A challenge for higher education concerns research and development, which Fiala said has an “absolutely key impact” on how Czechia will perform in the global economy.

“From the point of view of the Education Ministry, this primarily means the transformation of higher education and changes in the organization of doctoral studies,” Fiala said, adding that the National Recovery Plan sets aside CZK 3.3 billion for projects in this area.

One of the main weaknesses of the Czech education system is the unbalanced quality of teaching across regions, according to Fiala. As part of the National Recovery Plan, the government is investing about CZK 2.3 billion in tutoring and supporting pupils in socially weaker regions.

“We are also addressing the issue of the digital divide that threatens disadvantaged pupils. This year's projects are already closed, but the call to prevent this problem will open again next year and the year after,” he said.

Increased spending, funds to be used more efficiently

Education is a significant item of the state budget. Next year, the Education Ministry will manage CZK 263 billion, an annual increase of CZK 17 billion. Over CZK 200 billion will go to regional education, CZK 20 billion to research, development, and innovation, and CZK 31 billion to higher education.

“I mention finances because they are essential for the successful functioning of education, but at the same time we must pay attention to their efficient spending,” Fiala said. He added that more resources needed to be allocated because investments in education can never be enough.

Education Minister Balaš called for more money to cover what is categorized as “other non-investment costs.” He would like an additional CZK 650 million for items such as textbooks, school trips, and compensation for the first 14 days of sick leave for teachers.

More clarity, less formality in education policies

Educational policy must have a clear orientation, be understandable and simple, and must respond well to social demand. “This is clear today: It is necessary for young people to be able to navigate in an increasingly complex world,” Fiala said.

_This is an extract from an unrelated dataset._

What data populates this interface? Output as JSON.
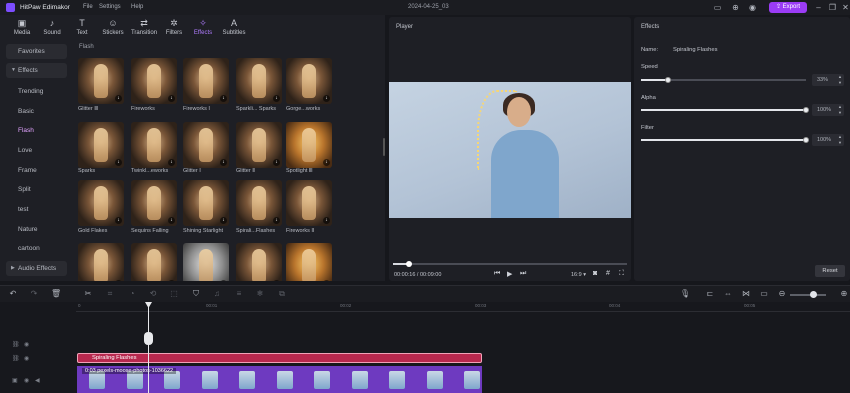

He added that the focus should on the essential things, while unnecessary formalities should be eliminated. This would give schools more space for creative work and for the individual development of pupils, with an emphasis on critical thinking. This should give children a desire for lifelong education.

“I know that this is a long-term and difficult task, but I believe that the policy that we will make will somehow help it," Fiala concluded.